Finalement, Mitra n’eut pas besoin de nous sauver, les attentats qui furent perpétrés un mois après notre arrivée s’en chargèrent. Car les révolutionnaires, même de salon, ne se reposent jamais. Leurs auteurs se répartissaient en deux groupes : les uns (les méchants Iraniens qui avaient gagné la révolution) voulaient tuer un maximum d’inconnus dans le métro, et les autres (les révolutionnaires français) avaient une grosse dent contre les bourgeois qui étaient tous des-putains-d’enculés-de-fascistes, alors ils mettaient des bombes dans des banques, pour tuer l’argent.
Les commentaires fusaient, les yeux brillaient, personne ne pensait à manger, la panique gagnait du terrain. Il y eut comme un souffle de vie. Fini, les discussions mortifères autour de la révolution qui avait déjà eu lieu à leur désavantage, la révolution était là, à Paris, à quelques pas. L’occasion de craindre de nouveau pour leur vie. Si les méchants de Téhéran étaient à Paris, ils étaient là, eux aussi, qui avaient eu des responsabilités dans les rouages du Parti. Ils existaient de nouveau, et les voisins devenaient curieux et empathiques. La menace était si sérieuse que ma mère cessa de pleurer et de faire le ménage chez tout le monde.
Puis un jour, Mitra entra comme une tornade dans le salon-salle-à-manger-bibliothèque-bureau et annonça simplement : « Amir est à Paris. » C’est alors que l’histoire commença pour de bon. Ou plutôt, elle reprit pour eux, et commença pour moi.

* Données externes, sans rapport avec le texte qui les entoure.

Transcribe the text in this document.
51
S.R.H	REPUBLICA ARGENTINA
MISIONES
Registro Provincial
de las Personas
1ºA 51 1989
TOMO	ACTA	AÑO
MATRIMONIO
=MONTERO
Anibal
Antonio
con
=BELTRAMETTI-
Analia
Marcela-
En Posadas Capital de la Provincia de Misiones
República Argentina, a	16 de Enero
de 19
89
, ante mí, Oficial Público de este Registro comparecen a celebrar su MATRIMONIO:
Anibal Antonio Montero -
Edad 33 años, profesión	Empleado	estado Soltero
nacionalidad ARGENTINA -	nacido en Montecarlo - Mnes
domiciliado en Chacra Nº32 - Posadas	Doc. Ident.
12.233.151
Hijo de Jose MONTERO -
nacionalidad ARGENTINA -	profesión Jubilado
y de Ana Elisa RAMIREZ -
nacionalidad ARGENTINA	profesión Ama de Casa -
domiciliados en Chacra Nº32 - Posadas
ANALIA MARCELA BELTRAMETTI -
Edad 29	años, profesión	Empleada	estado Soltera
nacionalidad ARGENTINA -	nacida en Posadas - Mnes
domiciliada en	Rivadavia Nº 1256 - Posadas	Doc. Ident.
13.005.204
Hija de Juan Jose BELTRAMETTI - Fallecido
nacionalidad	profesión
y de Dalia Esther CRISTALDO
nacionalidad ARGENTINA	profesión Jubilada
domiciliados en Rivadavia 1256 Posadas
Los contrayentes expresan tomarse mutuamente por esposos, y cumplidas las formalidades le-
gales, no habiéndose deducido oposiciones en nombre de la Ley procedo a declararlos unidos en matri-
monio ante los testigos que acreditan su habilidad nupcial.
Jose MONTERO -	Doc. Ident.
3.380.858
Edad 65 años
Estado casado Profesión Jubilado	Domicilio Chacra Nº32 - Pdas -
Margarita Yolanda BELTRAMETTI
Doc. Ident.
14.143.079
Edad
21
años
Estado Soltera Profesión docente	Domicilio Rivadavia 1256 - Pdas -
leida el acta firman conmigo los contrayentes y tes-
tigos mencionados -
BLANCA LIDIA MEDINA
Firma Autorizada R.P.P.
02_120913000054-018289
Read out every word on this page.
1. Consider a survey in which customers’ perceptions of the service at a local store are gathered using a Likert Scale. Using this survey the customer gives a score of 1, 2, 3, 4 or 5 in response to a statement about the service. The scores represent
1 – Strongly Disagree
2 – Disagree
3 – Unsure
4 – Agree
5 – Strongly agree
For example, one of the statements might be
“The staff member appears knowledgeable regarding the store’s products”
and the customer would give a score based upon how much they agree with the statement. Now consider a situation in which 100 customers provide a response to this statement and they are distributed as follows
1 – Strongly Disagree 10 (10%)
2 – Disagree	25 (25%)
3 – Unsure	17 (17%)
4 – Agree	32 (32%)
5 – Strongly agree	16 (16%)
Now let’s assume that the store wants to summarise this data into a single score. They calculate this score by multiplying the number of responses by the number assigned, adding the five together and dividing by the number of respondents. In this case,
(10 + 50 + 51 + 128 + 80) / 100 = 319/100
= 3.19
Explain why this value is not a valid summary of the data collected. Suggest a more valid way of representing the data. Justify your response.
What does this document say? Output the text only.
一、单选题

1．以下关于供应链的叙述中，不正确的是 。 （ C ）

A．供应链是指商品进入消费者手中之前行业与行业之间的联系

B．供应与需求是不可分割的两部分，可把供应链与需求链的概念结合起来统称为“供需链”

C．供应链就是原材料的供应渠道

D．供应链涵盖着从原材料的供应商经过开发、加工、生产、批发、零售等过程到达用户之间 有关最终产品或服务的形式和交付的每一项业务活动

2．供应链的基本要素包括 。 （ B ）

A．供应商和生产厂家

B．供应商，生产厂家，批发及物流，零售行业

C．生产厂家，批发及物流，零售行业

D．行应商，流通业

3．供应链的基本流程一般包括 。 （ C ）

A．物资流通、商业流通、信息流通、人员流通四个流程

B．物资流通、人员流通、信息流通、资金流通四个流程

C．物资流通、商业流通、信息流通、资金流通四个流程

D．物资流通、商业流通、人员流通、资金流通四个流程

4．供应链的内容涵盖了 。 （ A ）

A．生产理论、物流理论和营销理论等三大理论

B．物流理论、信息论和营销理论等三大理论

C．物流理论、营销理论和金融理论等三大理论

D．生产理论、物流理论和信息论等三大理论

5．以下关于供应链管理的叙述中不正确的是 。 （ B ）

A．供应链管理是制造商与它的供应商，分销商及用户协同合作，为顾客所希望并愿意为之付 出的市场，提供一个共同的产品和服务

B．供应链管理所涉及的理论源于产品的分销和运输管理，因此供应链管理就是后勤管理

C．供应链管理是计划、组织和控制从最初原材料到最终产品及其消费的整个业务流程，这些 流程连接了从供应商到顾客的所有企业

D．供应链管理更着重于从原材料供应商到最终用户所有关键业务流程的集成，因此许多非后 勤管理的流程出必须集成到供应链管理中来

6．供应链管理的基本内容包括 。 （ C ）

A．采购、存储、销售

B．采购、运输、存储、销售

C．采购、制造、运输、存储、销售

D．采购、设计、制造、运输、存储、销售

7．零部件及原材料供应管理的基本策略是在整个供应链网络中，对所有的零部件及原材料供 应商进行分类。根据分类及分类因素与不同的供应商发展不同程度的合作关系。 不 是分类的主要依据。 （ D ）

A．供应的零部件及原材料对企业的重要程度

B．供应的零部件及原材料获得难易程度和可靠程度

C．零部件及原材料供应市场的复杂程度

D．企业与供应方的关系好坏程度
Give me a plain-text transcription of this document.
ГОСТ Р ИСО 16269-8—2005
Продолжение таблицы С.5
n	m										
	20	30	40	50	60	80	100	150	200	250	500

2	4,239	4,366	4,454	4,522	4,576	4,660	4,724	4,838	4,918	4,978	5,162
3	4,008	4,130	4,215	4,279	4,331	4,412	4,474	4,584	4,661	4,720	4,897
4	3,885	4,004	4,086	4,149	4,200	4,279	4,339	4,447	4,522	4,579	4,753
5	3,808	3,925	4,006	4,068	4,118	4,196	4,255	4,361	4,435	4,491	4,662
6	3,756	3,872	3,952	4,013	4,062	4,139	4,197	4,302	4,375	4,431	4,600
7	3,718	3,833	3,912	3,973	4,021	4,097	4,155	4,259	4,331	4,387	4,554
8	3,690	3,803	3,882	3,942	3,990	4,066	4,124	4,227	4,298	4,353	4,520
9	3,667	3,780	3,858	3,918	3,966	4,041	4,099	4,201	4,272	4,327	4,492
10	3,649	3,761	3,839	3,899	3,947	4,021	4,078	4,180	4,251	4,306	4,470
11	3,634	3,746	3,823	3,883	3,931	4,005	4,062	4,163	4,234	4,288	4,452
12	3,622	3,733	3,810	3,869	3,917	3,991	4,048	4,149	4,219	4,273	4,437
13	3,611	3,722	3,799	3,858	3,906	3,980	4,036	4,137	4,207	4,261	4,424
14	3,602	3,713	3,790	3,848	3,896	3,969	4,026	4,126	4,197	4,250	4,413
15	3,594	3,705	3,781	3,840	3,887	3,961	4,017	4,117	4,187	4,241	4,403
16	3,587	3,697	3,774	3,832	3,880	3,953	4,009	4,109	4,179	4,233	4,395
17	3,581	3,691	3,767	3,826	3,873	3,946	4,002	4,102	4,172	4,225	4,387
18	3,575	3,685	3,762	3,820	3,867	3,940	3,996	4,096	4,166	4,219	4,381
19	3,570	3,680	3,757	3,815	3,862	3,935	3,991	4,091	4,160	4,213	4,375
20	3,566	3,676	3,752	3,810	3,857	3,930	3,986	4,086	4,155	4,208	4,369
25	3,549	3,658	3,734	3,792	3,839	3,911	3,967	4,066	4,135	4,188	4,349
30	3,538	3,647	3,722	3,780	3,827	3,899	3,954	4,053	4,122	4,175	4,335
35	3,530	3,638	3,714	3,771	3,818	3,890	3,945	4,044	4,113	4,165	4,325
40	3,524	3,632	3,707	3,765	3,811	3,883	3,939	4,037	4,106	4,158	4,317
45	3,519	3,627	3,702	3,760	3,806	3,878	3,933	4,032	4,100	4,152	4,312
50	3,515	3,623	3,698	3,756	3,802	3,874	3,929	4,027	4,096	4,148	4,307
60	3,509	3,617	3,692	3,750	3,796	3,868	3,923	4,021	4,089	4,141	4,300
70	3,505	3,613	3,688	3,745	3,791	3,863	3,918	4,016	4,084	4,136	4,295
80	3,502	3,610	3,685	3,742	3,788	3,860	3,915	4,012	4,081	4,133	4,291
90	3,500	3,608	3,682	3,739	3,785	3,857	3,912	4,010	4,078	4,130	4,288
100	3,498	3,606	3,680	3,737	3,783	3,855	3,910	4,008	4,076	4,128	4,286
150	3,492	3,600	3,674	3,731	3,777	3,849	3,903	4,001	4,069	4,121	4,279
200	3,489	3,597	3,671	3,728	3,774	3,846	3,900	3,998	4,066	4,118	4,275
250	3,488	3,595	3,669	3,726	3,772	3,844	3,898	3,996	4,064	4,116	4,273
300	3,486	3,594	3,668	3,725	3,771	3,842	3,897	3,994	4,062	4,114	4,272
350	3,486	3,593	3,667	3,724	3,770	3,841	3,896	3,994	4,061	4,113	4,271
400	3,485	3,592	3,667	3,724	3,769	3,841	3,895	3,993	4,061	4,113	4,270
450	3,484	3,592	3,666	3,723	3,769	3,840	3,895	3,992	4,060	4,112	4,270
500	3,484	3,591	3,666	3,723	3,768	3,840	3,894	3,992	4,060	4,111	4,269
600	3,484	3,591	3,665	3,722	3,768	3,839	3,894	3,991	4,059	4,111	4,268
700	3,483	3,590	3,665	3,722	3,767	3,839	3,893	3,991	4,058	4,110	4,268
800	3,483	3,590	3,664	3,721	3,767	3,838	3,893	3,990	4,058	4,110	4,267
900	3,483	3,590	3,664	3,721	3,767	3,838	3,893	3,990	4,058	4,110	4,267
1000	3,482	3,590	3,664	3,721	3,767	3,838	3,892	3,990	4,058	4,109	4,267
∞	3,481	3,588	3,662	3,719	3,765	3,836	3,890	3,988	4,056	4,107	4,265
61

Les exilés meurent aussi d'amour
roman
Abnousse Shalmani

Bernard Grasset
 Paris

parution le 22 août 2018

*****

« Ma mère était une créature féerique qui possédait le don de rendre beau le laid. Par la grâce de la langue française, je l’avais métamorphosée en alchimiste. C’était à ça que servaient les mots dans l’exil : combattre le réel et sauver ce qui restait de l’enchantement de l’enfance. »

Shirin a neuf ans quand elle s’installe à Paris avec ses parents, au lendemain de la révolution islamique en Iran, pour y retrouver sa famille maternelle. Dans cette tribu de réfugiés communistes, le quotidien n’a plus grand-chose à voir avec les fastes de Téhéran. Shirin découvre que les idéaux mentent et tuent ; elle tombe amoureuse d’un homme cynique ; s’inquiète de l’arrivée d’un petit frère œdipien et empoisonneur ; admire sa mère magicienne autant qu’elle la méprise de se laisser humilier par ses redoutables sœurs ; tente de comprendre l’effacement de son père… et se lie d’amitié avec une survivante de la Shoah pour qui seul le rire sauve de la folie des hommes.


Ce premier roman teinté de réalisme magique nous plonge au cœur d’une communauté fantasque, sous l’œil drôle, tendre, insolent et cocasse d’une Zazie persane qui, au lieu de céder aux passions nostalgiques, préfère suivre la voie que son désir lui dicte. L’exil oserait-il être heureux ?



*****









4 commentaires:

  1. Je ne connais pas du tout cette auteure.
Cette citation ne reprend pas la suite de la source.